Muscles are the instruments that power all movements made by the human body. Muscles are defined as being contractile tissues that are capable of extension and contraction to generate movement. The body uses three different types of muscles for various purposes: skeletal, cardiac, and smooth muscles.
Skeletal muscle, also known as striated muscle, is the type that constitutes most of the muscle mass within the body. Cardiac muscle is the specialized tissue found only in the heart. Cardiac muscle is activated involuntarily through the function of various impulses, including those directed through the autonomic nervous system controlled by the hypothalamus, the regulatory region of the brain. Smooth muscle is the tissue that lines the hollow organs of the body and it is also the subject of involuntary control, the autonomic nervous system.
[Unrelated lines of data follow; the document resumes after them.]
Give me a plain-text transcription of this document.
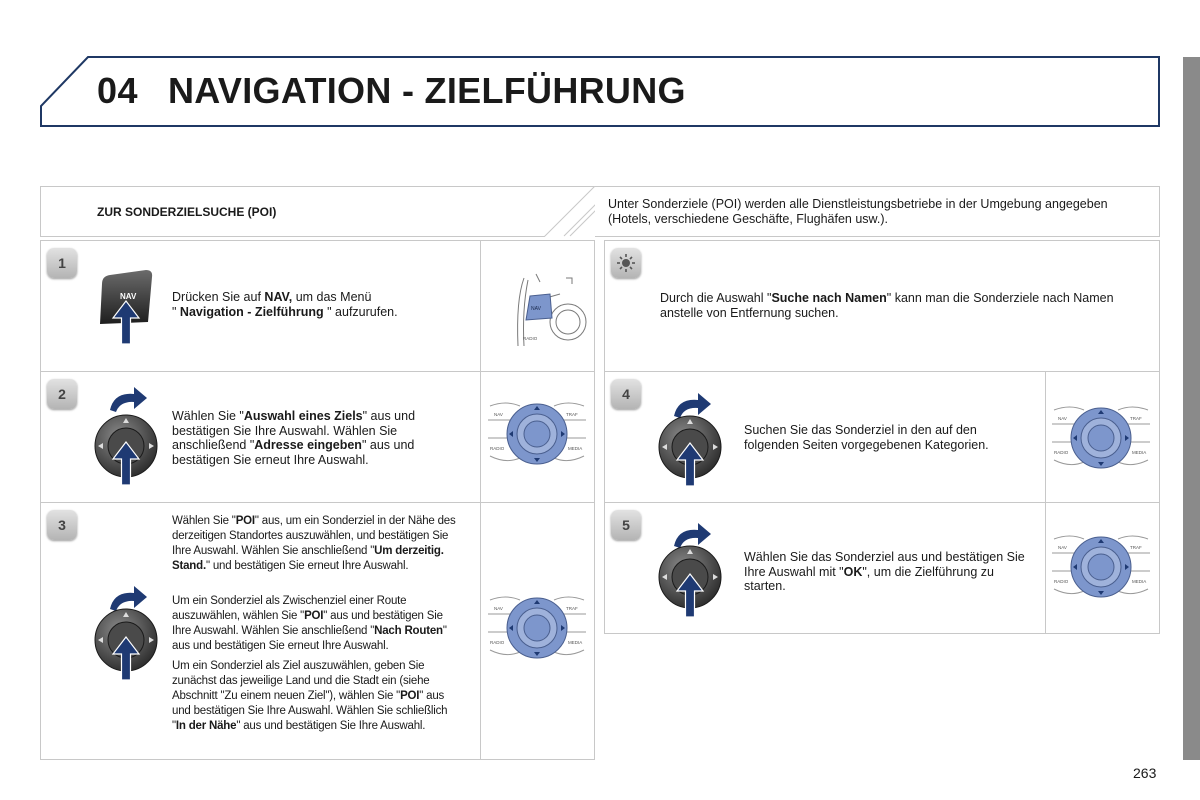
04 NAVIGATION - ZIELFÜHRUNG
ZUR SONDERZIELSUCHE (POI)
Unter Sonderziele (POI) werden alle Dienstleistungsbetriebe in der Umgebung angegeben (Hotels, verschiedene Geschäfte, Flughäfen usw.).
1
2
3
4
5
NAV	Drücken Sie auf NAV, um das Menü
" Navigation - Zielführung " aufzurufen.	NAV
RADIO
Wählen Sie "Auswahl eines Ziels" aus und bestätigen Sie Ihre Auswahl. Wählen Sie anschließend "Adresse eingeben" aus und bestätigen Sie erneut Ihre Auswahl.
NAV	TRAF
RADIO	MEDIA
Wählen Sie "POI" aus, um ein Sonderziel in der Nähe des derzeitigen Standortes auszuwählen, und bestätigen Sie Ihre Auswahl. Wählen Sie anschließend "Um derzeitig. Stand." und bestätigen Sie erneut Ihre Auswahl.
Um ein Sonderziel als Zwischenziel einer Route auszuwählen, wählen Sie "POI" aus und bestätigen Sie Ihre Auswahl. Wählen Sie anschließend "Nach Routen" aus und bestätigen Sie erneut Ihre Auswahl.
Um ein Sonderziel als Ziel auszuwählen, geben Sie zunächst das jeweilige Land und die Stadt ein (siehe Abschnitt "Zu einem neuen Ziel"), wählen Sie "POI" aus und bestätigen Sie Ihre Auswahl. Wählen Sie schließlich "In der Nähe" aus und bestätigen Sie Ihre Auswahl.
NAV	TRAF
RADIO	MEDIA
Durch die Auswahl "Suche nach Namen" kann man die Sonderziele nach Namen anstelle von Entfernung suchen.
Suchen Sie das Sonderziel in den auf den folgenden Seiten vorgegebenen Kategorien.
NAV	TRAF
RADIO	MEDIA
Wählen Sie das Sonderziel aus und bestätigen Sie Ihre Auswahl mit "OK", um die Zielführung zu starten.
NAV	TRAF
RADIO	MEDIA
263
All types of skeletal muscle are constructed from densely knit fibers, which are provided the nutrients necessary for their function by capillaries, tiny blood vessels extending from the arteries of the cardiovascular system. Muscle fibers are bound into bundles, called fascicles, to form a working unit. The ultimate control over every muscle fiber is exerted by the brain, through the transmissions that it directs to the body through the central nervous system. These transmissions emanate from the brain through the spinal cord, and ultimately through nerve pathways to neurons located within every muscle. The neuron is the local control mechanism that regulates the function of a group of muscle fibers; one neuron may control as many as 2,000 individual fibers. Given their function of the control of physical movement, these devices are known as motor neurons. The speed with which the neurons communicate with their related fibers dictates the characterization of the fiber as either a "fast twitch" or a "slow twitch."; all muscles possess both fast-twitch and slow-twitch fibers.
Fast-twitch fibers and slow-twitch fibers possess the same capacity to generate muscular power. Fast-twitch fibers are activated by their neurons at a rate ten times faster than the rate of activation for slow-twitch fibers. The distribution of fast- versus slow-twitch fibers in the muscles is primarily an inherited characteristic, determined by the genetic coding of each person. While it is common for a person to have muscles with a relatively even distribution of fast-and slow-twitch fibers, some persons inherit a tendency to a significantly greater number of one type of fiber over the other. Such persons tend to excel in the sports best suited to their muscular composition.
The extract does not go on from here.